Il 25 ottobre 1922 nasceva a Canicattì Antonino Saetta. Per ricordarlo, nell’anniversario della sua nascita, il CSM ha disposto la pubblicazione sul portale del fascicolo personale e degli atti del processo per il suo omicidio. Antonino Saetta si occupò con imparzialità e rigore di diversi processi (processo di appello per la strage di via Pipitone Federico, in cui persero la vita il consigliere istruttore Rocco Chinnici, gli uomini della scorta e il portiere dello stabile in cui abitava, o al processo di appello per l’omicidio del capitano dei carabinieri Emanuele Basile). Fu ucciso da Cosa Nostra il 25 settembre 1988, insieme al figlio Stefano, sulla statale 640 che da Agrigento conduce a Caltanissetta.

Dagli atti del processo emergerà che le ragioni dell’omicidio furono la vendetta, per l’esito del processo Basile, e il timore che fosse lui a presiedere il processo di appello del cd. Maxiprocesso.

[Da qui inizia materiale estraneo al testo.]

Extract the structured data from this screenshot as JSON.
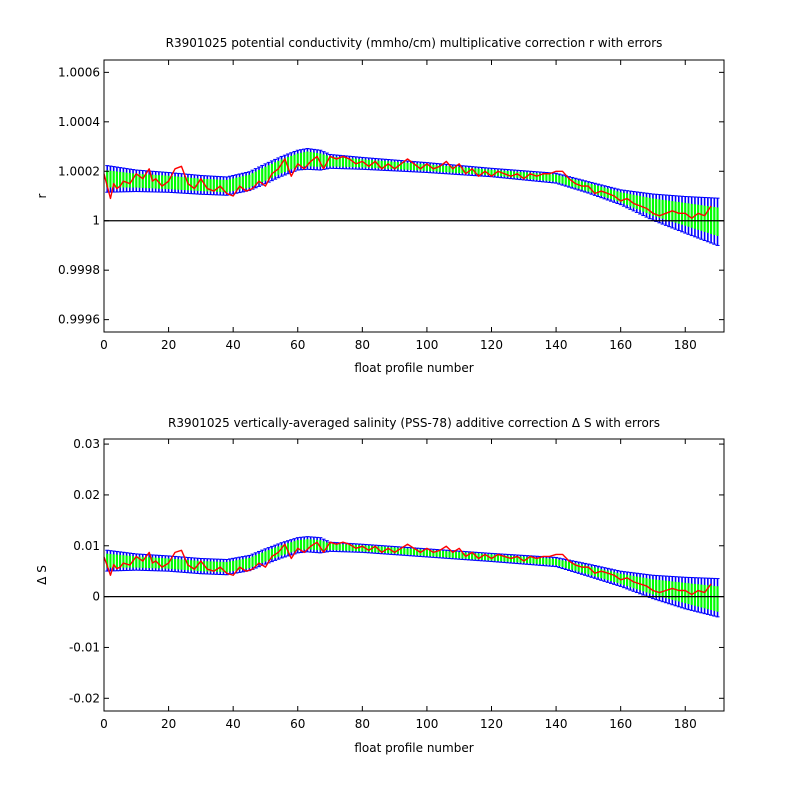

Il plenum del Consiglio Superiore viene convocato il 27 settembre 1988 e per la seconda volta si svolgerà fuori dalla sede istituzionale (la prima in occasione dell’omicidio del dott. Gian Giacomo Ciaccio Montalto) presso l’aula magna del Palazzo di Giustizia di Palermo, alla presenza del Ministro di Grazia e Giustizia Giuliano Vassalli.

Le parole del vicepresidente Cesare Mirabelli restituiscono l’uomo e il magistrato Saetta: “Antonino Saetta: un magistrato come molti, moltissimi, incontrati nel cammino personale e professionale di ciascuno. Quaranta anni di vita in magistratura, senza timidezze e senza protagonismi; il coraggio dell’impegno quotidiano, che non evita il rischio sottile del processo difficile e che «espone», né si gloria di questo; la testimonianza del lavoro silenzioso, costante, incisivo; tanto più efficace quanto meno clamoroso ed appariscente. Antonino Saetta: un uomo giusto. Giusto per abito professionale e per consuetudine di vita; ma ancor più pienamente «giusto» per la profonda ed evidente umanità, assai nota a chi lo conosceva. Una vita legata solidamente alla famiglia, alle radici degli affetti profondi, esaltati dalle difficoltà e dai drammi personali. Un legame particolarmente ricco con lo sfortunato figlio Stefano Un legame che anche l’atrocità assassina ha profondamente violato e, per assurdo, rispettato ad un tempo”.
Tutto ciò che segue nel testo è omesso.